Sunday, January 4, 2009

Beware The Cheerleaders

The search is on for a silver lining - see today's NYT (Jan 3, 2009), which managed to juxtapose "Stocks Rally, Will January Be An Omen?" and "Manufacturing Suffering In All Corners" in a feat of considerable irony, to name but one. We'd all do well to reread The Great Crash by JK Galbraith as a reminder of how the desire to see an upturn just around the corner blinded so many of the socalled experts and reporters (the book also has a fine Madoffian cast of crooks and criminals, speculating bankers - and accords leverage a prime role in the crash - a blueprint for the events of 2008...)

Let's not forget that without massive infusions of cash from the Fed and the government, there would be no markets at all for anything except U.S. government bonds. Mortgage rates are only so low because the Fed said it would buy this year's entire net new supply of mortgage-backed securities; I've given up trying to count the number of times a recovery in the commercial paper market - where only highly-rated companies can borrow anyway - has been forecast - it's been on life support for the past three months, and is likely to stay on life support from the Fed for the whole year. The Treasury announced a program Friday that implies it will guarantee any bank's bad debts - along the lines of the Citigroup rescue. The government bond market is wondering who on earth is going to buy $2 trillion of supply - there are already more than $5 trillion outstanding.

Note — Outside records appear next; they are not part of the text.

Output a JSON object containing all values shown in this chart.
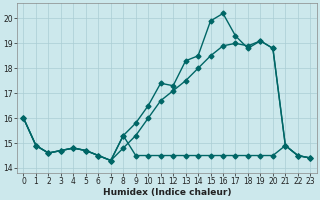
{
  "xlabel": "Humidex (Indice chaleur)",
  "background_color": "#cce8ec",
  "grid_color": "#aacdd4",
  "line_color": "#006666",
  "xlim": [
    -0.5,
    23.5
  ],
  "ylim": [
    13.8,
    20.6
  ],
  "yticks": [
    14,
    15,
    16,
    17,
    18,
    19,
    20
  ],
  "xticks": [
    0,
    1,
    2,
    3,
    4,
    5,
    6,
    7,
    8,
    9,
    10,
    11,
    12,
    13,
    14,
    15,
    16,
    17,
    18,
    19,
    20,
    21,
    22,
    23
  ],
  "series_noisy_x": [
    0,
    1,
    2,
    3,
    4,
    5,
    6,
    7,
    8,
    9,
    10,
    11,
    12,
    13,
    14,
    15,
    16,
    17,
    18,
    19,
    20,
    21,
    22,
    23
  ],
  "series_noisy_y": [
    16.0,
    14.9,
    14.6,
    14.7,
    14.8,
    14.7,
    14.5,
    14.3,
    15.3,
    14.5,
    14.5,
    14.5,
    14.5,
    14.5,
    14.5,
    14.5,
    14.5,
    14.5,
    14.5,
    14.5,
    14.5,
    14.9,
    14.5,
    14.4
  ],
  "series_jagged_x": [
    0,
    1,
    2,
    3,
    4,
    5,
    6,
    7,
    8,
    9,
    10,
    11,
    12,
    13,
    14,
    15,
    16,
    17,
    18,
    19,
    20,
    21,
    22,
    23
  ],
  "series_jagged_y": [
    16.0,
    14.9,
    14.6,
    14.7,
    14.8,
    14.7,
    14.5,
    14.3,
    15.3,
    15.8,
    16.5,
    17.4,
    17.3,
    18.3,
    18.5,
    19.9,
    20.2,
    19.3,
    18.8,
    19.1,
    18.8,
    14.9,
    14.5,
    14.4
  ],
  "series_smooth_x": [
    0,
    1,
    2,
    3,
    4,
    5,
    6,
    7,
    8,
    9,
    10,
    11,
    12,
    13,
    14,
    15,
    16,
    17,
    18,
    19,
    20,
    21,
    22,
    23
  ],
  "series_smooth_y": [
    16.0,
    14.9,
    14.6,
    14.7,
    14.8,
    14.7,
    14.5,
    14.3,
    14.8,
    15.3,
    16.0,
    16.7,
    17.1,
    17.5,
    18.0,
    18.5,
    18.9,
    19.0,
    18.9,
    19.1,
    18.8,
    14.9,
    14.5,
    14.4
  ],
  "marker_size": 2.5,
  "line_width": 1.0
}
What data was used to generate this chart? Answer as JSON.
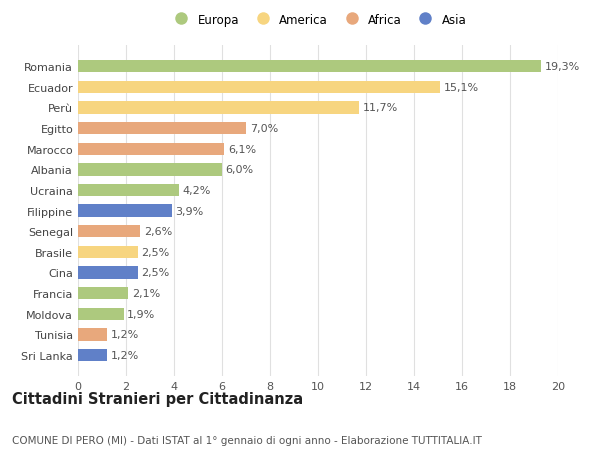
{
  "categories": [
    "Romania",
    "Ecuador",
    "Perù",
    "Egitto",
    "Marocco",
    "Albania",
    "Ucraina",
    "Filippine",
    "Senegal",
    "Brasile",
    "Cina",
    "Francia",
    "Moldova",
    "Tunisia",
    "Sri Lanka"
  ],
  "values": [
    19.3,
    15.1,
    11.7,
    7.0,
    6.1,
    6.0,
    4.2,
    3.9,
    2.6,
    2.5,
    2.5,
    2.1,
    1.9,
    1.2,
    1.2
  ],
  "labels": [
    "19,3%",
    "15,1%",
    "11,7%",
    "7,0%",
    "6,1%",
    "6,0%",
    "4,2%",
    "3,9%",
    "2,6%",
    "2,5%",
    "2,5%",
    "2,1%",
    "1,9%",
    "1,2%",
    "1,2%"
  ],
  "colors": [
    "#adc97e",
    "#f7d580",
    "#f7d580",
    "#e8a87c",
    "#e8a87c",
    "#adc97e",
    "#adc97e",
    "#6080c8",
    "#e8a87c",
    "#f7d580",
    "#6080c8",
    "#adc97e",
    "#adc97e",
    "#e8a87c",
    "#6080c8"
  ],
  "continent": [
    "Europa",
    "America",
    "America",
    "Africa",
    "Africa",
    "Europa",
    "Europa",
    "Asia",
    "Africa",
    "America",
    "Asia",
    "Europa",
    "Europa",
    "Africa",
    "Asia"
  ],
  "legend_labels": [
    "Europa",
    "America",
    "Africa",
    "Asia"
  ],
  "legend_colors": [
    "#adc97e",
    "#f7d580",
    "#e8a87c",
    "#6080c8"
  ],
  "title": "Cittadini Stranieri per Cittadinanza",
  "subtitle": "COMUNE DI PERO (MI) - Dati ISTAT al 1° gennaio di ogni anno - Elaborazione TUTTITALIA.IT",
  "xlim": [
    0,
    20
  ],
  "xticks": [
    0,
    2,
    4,
    6,
    8,
    10,
    12,
    14,
    16,
    18,
    20
  ],
  "background_color": "#ffffff",
  "bar_height": 0.6,
  "grid_color": "#e0e0e0",
  "label_fontsize": 8,
  "tick_fontsize": 8,
  "title_fontsize": 10.5,
  "subtitle_fontsize": 7.5
}
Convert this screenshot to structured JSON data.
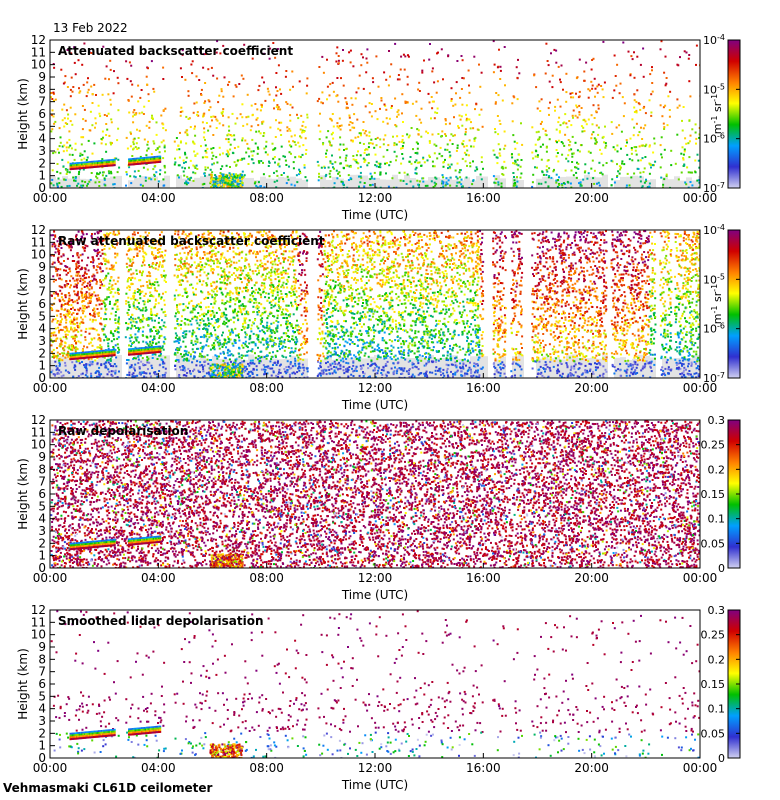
{
  "date_label": "13 Feb 2022",
  "footer_label": "Vehmasmaki CL61D ceilometer",
  "colors": {
    "plot_background": "#ffffff",
    "clear_air": "#e3e3e3",
    "cmap": [
      "#d0d0f0",
      "#3030d0",
      "#00a0ff",
      "#00c000",
      "#ffff00",
      "#ff8000",
      "#d00000",
      "#800080"
    ]
  },
  "chart_data": [
    {
      "type": "heatmap",
      "title": "Attenuated backscatter coefficient",
      "xlabel": "Time (UTC)",
      "ylabel": "Height (km)",
      "x_ticks": [
        "00:00",
        "04:00",
        "08:00",
        "12:00",
        "16:00",
        "20:00",
        "00:00"
      ],
      "y_ticks": [
        "0",
        "1",
        "2",
        "3",
        "4",
        "5",
        "6",
        "7",
        "8",
        "9",
        "10",
        "11",
        "12"
      ],
      "ylim": [
        0,
        12
      ],
      "xlim_hours": [
        0,
        24
      ],
      "colorbar": {
        "scale": "log",
        "ticks": [
          "10",
          "10",
          "10",
          "10"
        ],
        "tick_exponents": [
          "-7",
          "-6",
          "-5",
          "-4"
        ],
        "unit": "m",
        "unit_exp1": "-1",
        "unit_mid": " sr",
        "unit_exp2": "-1"
      }
    },
    {
      "type": "heatmap",
      "title": "Raw attenuated backscatter coefficient",
      "xlabel": "Time (UTC)",
      "ylabel": "Height (km)",
      "x_ticks": [
        "00:00",
        "04:00",
        "08:00",
        "12:00",
        "16:00",
        "20:00",
        "00:00"
      ],
      "y_ticks": [
        "0",
        "1",
        "2",
        "3",
        "4",
        "5",
        "6",
        "7",
        "8",
        "9",
        "10",
        "11",
        "12"
      ],
      "ylim": [
        0,
        12
      ],
      "xlim_hours": [
        0,
        24
      ],
      "colorbar": {
        "scale": "log",
        "ticks": [
          "10",
          "10",
          "10",
          "10"
        ],
        "tick_exponents": [
          "-7",
          "-6",
          "-5",
          "-4"
        ],
        "unit": "m",
        "unit_exp1": "-1",
        "unit_mid": " sr",
        "unit_exp2": "-1"
      }
    },
    {
      "type": "heatmap",
      "title": "Raw depolarisation",
      "xlabel": "Time (UTC)",
      "ylabel": "Height (km)",
      "x_ticks": [
        "00:00",
        "04:00",
        "08:00",
        "12:00",
        "16:00",
        "20:00",
        "00:00"
      ],
      "y_ticks": [
        "0",
        "1",
        "2",
        "3",
        "4",
        "5",
        "6",
        "7",
        "8",
        "9",
        "10",
        "11",
        "12"
      ],
      "ylim": [
        0,
        12
      ],
      "xlim_hours": [
        0,
        24
      ],
      "colorbar": {
        "scale": "linear",
        "ticks": [
          "0",
          "0.05",
          "0.1",
          "0.15",
          "0.2",
          "0.25",
          "0.3"
        ]
      }
    },
    {
      "type": "heatmap",
      "title": "Smoothed lidar depolarisation",
      "xlabel": "Time (UTC)",
      "ylabel": "Height (km)",
      "x_ticks": [
        "00:00",
        "04:00",
        "08:00",
        "12:00",
        "16:00",
        "20:00",
        "00:00"
      ],
      "y_ticks": [
        "0",
        "1",
        "2",
        "3",
        "4",
        "5",
        "6",
        "7",
        "8",
        "9",
        "10",
        "11",
        "12"
      ],
      "ylim": [
        0,
        12
      ],
      "xlim_hours": [
        0,
        24
      ],
      "colorbar": {
        "scale": "linear",
        "ticks": [
          "0",
          "0.05",
          "0.1",
          "0.15",
          "0.2",
          "0.25",
          "0.3"
        ]
      }
    }
  ]
}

The world is coming off a massive debt binge - and yes, it is a global issue: the big export nations were just living off the U.S. consumers' reckless spending. Rebalancing the global economy is going to take much longer than six months - and any recovery in the economy, so necessary for a sound basis to any longer-term uptrend in stocks, is going to be a messy, volatile process. The big difference this time around lies in the interconnectedness of all markets across all regions, and the complete breakdown of the financial transmission mechanisms - trade finance has evaporated. How the wealthy Asian exporters and the large oil exporting nations weather the current storm matters a lot more than it did in the 1980s - they're the ones with current account surpluses that need to be reinvested, but some of them also face very fragile domestic outlooks. The euro doomsayers will be proven wrong, but that doesn't mean there won't be strains in the euro zone, the European Union and neighboring countries. Russia is walking a tightrope, yet again.

Rather than hunting around for silver linings on the basis of one day's trade, we might do better to seriously consider just how much it is going to take to resolve this mess - in terms of global political leadership, government spending and sheer luck.